Irxleben. 2 136 Verkehrsunfälle mit fünf Toten, 89 Schwerverletzten und 239 Leichtverletzten – so lässt sich die Bilanz für die Autobahnen 2 und 14 im Zuständigkeitsbereich der Autobahnpolizei Börde für das Jahr 2010 zusammenfassen. Eine positive Bilanz, wenn man bedenkt, dass allein auf der Autobahn 2 pro Jahr über 24 Millionen Fahrzeuge unterwegs sind. Im Jahr 2010 war erneut ein Anstieg des Lkw-Anteils von 29 auf 32 Prozent zu verzeichnen. Zu Spitzenzeiten sind sogar 50 Prozent aller Fahrzeuge, die hier unterwegs sind, Lkw. "Wir haben bei den Verkehrsunfallzahlen zwar einen Anstieg von 14,4 Prozent, aber das führen wir auf den Dezember mit seinen winterlichen Straßenverhältnissen zurück", erklärte Pressesprecher Johannes Stoye. Zum Vergleich: Waren es 2009 im Monat Dezember allein 209 Unfälle, musste die Autobahnpolizei im gleichen Bereich im Dezember 2010 324 Unfälle aufnehmen. Der überwiegende Teil waren aber Unfälle mit Blechschäden.

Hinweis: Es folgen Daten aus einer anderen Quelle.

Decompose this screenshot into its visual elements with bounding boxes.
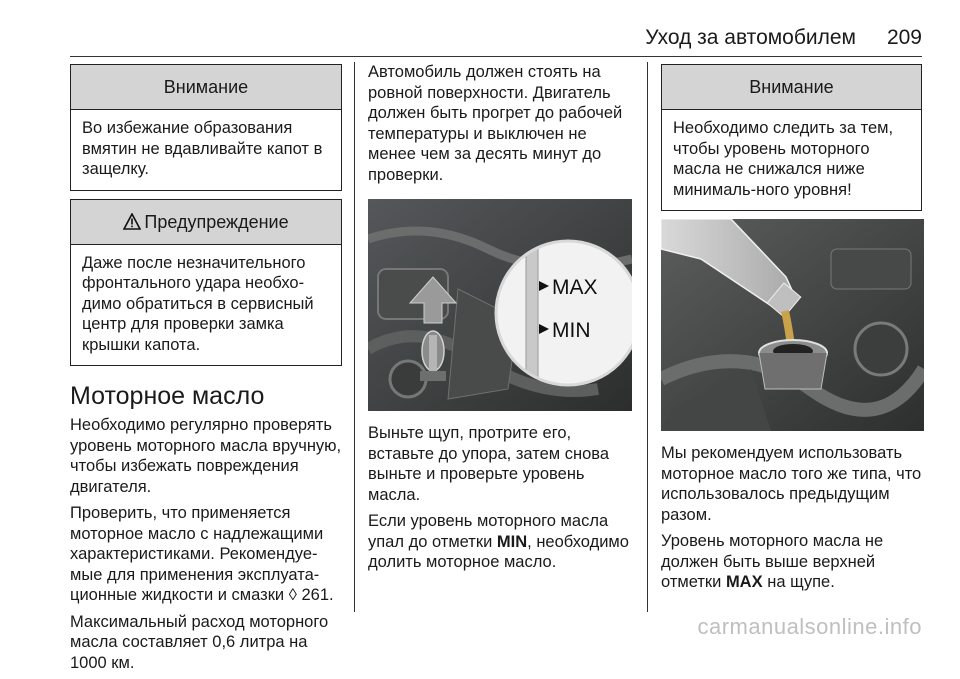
- paragraph: Мы рекомендуем использовать моторное масло того же типа, что использовалось предыдущим разом.: [661, 444, 922, 524]
- paragraph: [661, 531, 922, 593]
- notice-title: Внимание: [71, 65, 341, 110]
- paragraph-text: Проверить, что применяется моторное масло с надлежащими характеристиками. Рекомендуе-мые для применения эксплуата-ционные жидкости и смазки: [70, 504, 324, 604]
- watermark: carmanualsonline.info: [697, 614, 922, 639]
- notice-box: [661, 64, 922, 211]
- notice-box: [70, 64, 342, 191]
- column-divider: [354, 62, 355, 612]
- min-mark-text: MIN: [496, 532, 528, 551]
- paragraph: Необходимо регулярно проверять уровень моторного масла вручную, чтобы избежать повреждения двигателя.: [70, 416, 342, 496]
- paragraph: Автомобиль должен стоять на ровной поверхности. Двигатель должен быть прогрет до рабочей температуры и выключен не менее чем за десять минут до проверки.: [368, 63, 623, 184]
- notice-body: Во избежание образования вмятин не вдавливайте капот в защелку.: [82, 119, 323, 178]
- notice-title: Внимание: [662, 65, 921, 110]
- paragraph-text: на щупе.: [767, 573, 835, 591]
- dipstick-illustration: [368, 199, 632, 411]
- reference-arrow-icon: ◊: [288, 586, 297, 604]
- column-left: [70, 64, 342, 679]
- min-label: MIN: [552, 319, 591, 342]
- page-number: 209: [886, 26, 922, 49]
- paragraph-text: , необходимо долить моторное масло.: [368, 532, 629, 571]
- oil-filling-image: [661, 219, 924, 431]
- max-label: MAX: [552, 276, 598, 299]
- column-middle: [368, 62, 634, 579]
- column-divider: [647, 62, 648, 612]
- warning-title: Предупреждение: [144, 211, 289, 232]
- warning-box: [70, 199, 342, 367]
- header-title: Уход за автомобилем: [645, 26, 856, 49]
- header-rule: [70, 56, 922, 57]
- paragraph-with-reference: [70, 503, 342, 606]
- engine-dipstick-image: [368, 199, 632, 411]
- paragraph: Выньте щуп, протрите его, вставьте до упора, затем снова выньте и проверьте уровень масла.: [368, 424, 610, 504]
- column-right: [661, 64, 922, 599]
- warning-body: Даже после незначительного фронтального удара необхо-димо обратиться в сервисный центр для проверки замка крышки капота.: [82, 253, 314, 354]
- warning-header: [71, 200, 341, 245]
- paragraph: Максимальный расход моторного масла составляет 0,6 литра на 1000 км.: [70, 612, 329, 672]
- max-mark-text: MAX: [725, 573, 763, 591]
- oil-pouring-illustration: [661, 219, 924, 431]
- paragraph: [368, 511, 634, 573]
- page-header: [0, 0, 960, 60]
- section-title: Моторное масло: [70, 382, 265, 410]
- notice-body: Необходимо следить за тем, чтобы уровень моторного масла не снижался ниже минималь-ного уровня!: [673, 119, 894, 199]
- paragraph-text: Если уровень моторного масла упал до отметки: [368, 512, 609, 551]
- warning-icon: [123, 213, 141, 230]
- paragraph-text: Уровень моторного масла не должен быть выше верхней отметки: [661, 532, 884, 591]
- reference-page-link[interactable]: 261.: [301, 586, 334, 604]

Auch wenn Stoye den Anstieg der Unfälle mit Lkw-Beteiligung (2009: 542; 2010: 774) sieht, dann fällt sein Blick auf den Dezember. 150 von den 324 aufgenommenen Unfällen in diesem Monat seien durch Lkw-Fahrer verursacht worden. "Viele hatten sich schlecht an die Witterungsverhältnisse angepasst, sind nicht die vorgegebene Richtgeschwindigkeit gefahren und sind dann ins Rutschen gekommen", so Stoye weiter.

Bei den Hauptunfallursachen liegen nach wie vor die Geschwindigkeit mit 34 Prozent und der unzureichende Abstand mit 28 Prozent an der Spitze. Insgesamt sind 1 006 von den 2 136 Verkehrsunfällen diesen Unfallursachen zuzuordnen. Die Zahl der Wildunfälle war im vergangenen Jahr gegenüber dem Vorjahr abermals rückläufig. Hier sank die Zahl von 159 auf 135, also um 8,8 Prozent. Das ist auch Maßnahmen wie dem Aufstellen von Wildzäunen geschuldet. Die meisten dieser Unfälle wurden durch Fuchs und Reh verursacht und sind nicht in die Kategorie "schwer" einzuordnen.

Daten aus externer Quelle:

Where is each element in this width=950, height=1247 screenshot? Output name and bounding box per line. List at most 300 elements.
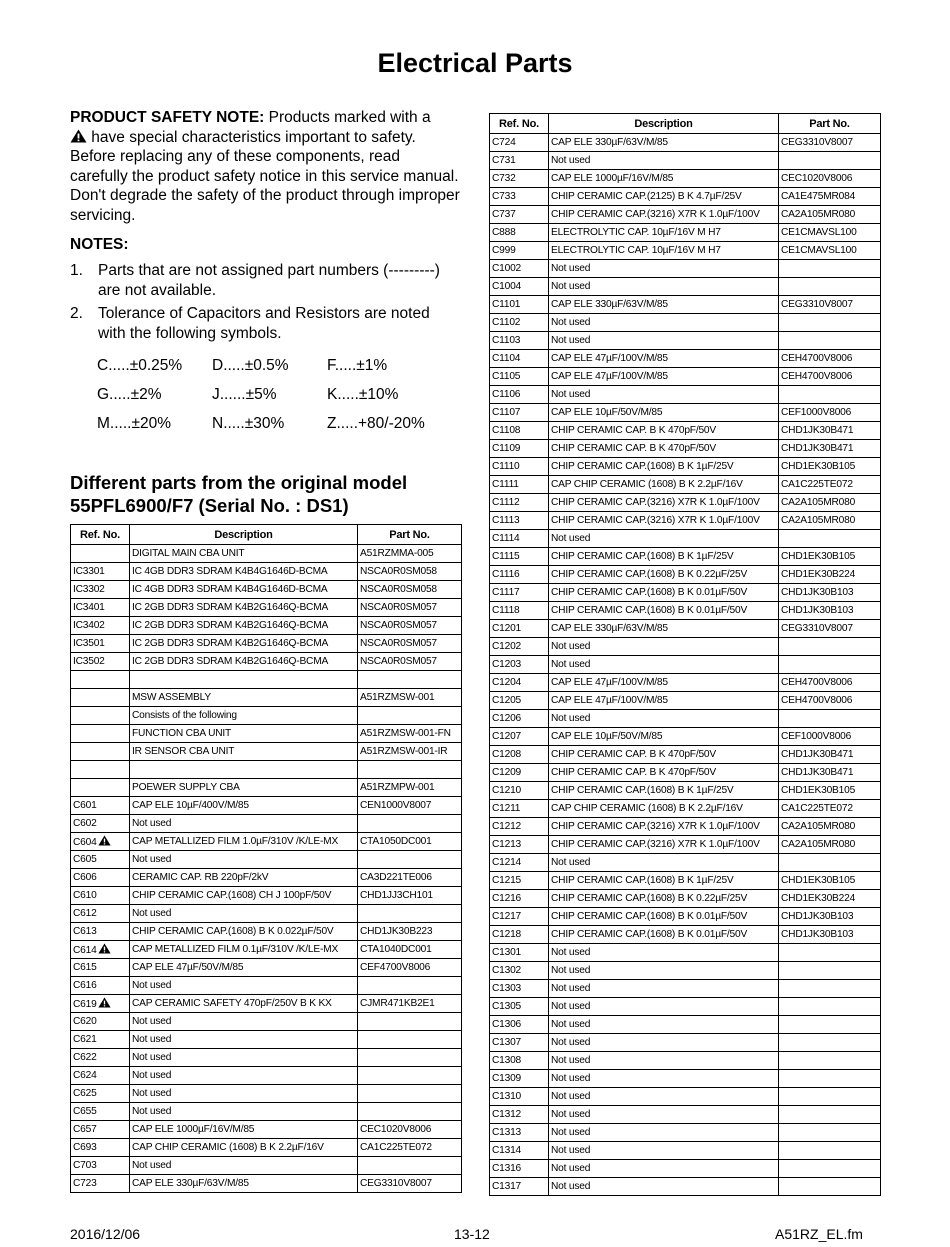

Allerdings macht sich auch der Kontrolldruck und die immer besser werdende Ausstattung der Fahrzeuge bei der Bilanz bemerkbar. "Immer mehr Fahrer halten sich auch an die vorgegebene Geschwindigkeit", lobte der Pressesprecher, der auch erklärte, dass die Beamten des Autobahnreviers bei Kontrollen auf Landes-, Bundesstraßen und Autobahnen im vergangenen Jahr über 8 000 Fahrzeuge überprüft haben. Über 3 000 Fahrzeuge wurden beanstandet, die wenigsten aber wegen technischer Mängel. Das waren 591 Fahrzeuge. Die meisten Fahrzeugführer hatten gegen die Regelungen für die Lenk- und Ruhezeiten verstoßen. Dabei wurden insgesamt 13 716 Verstöße registriert.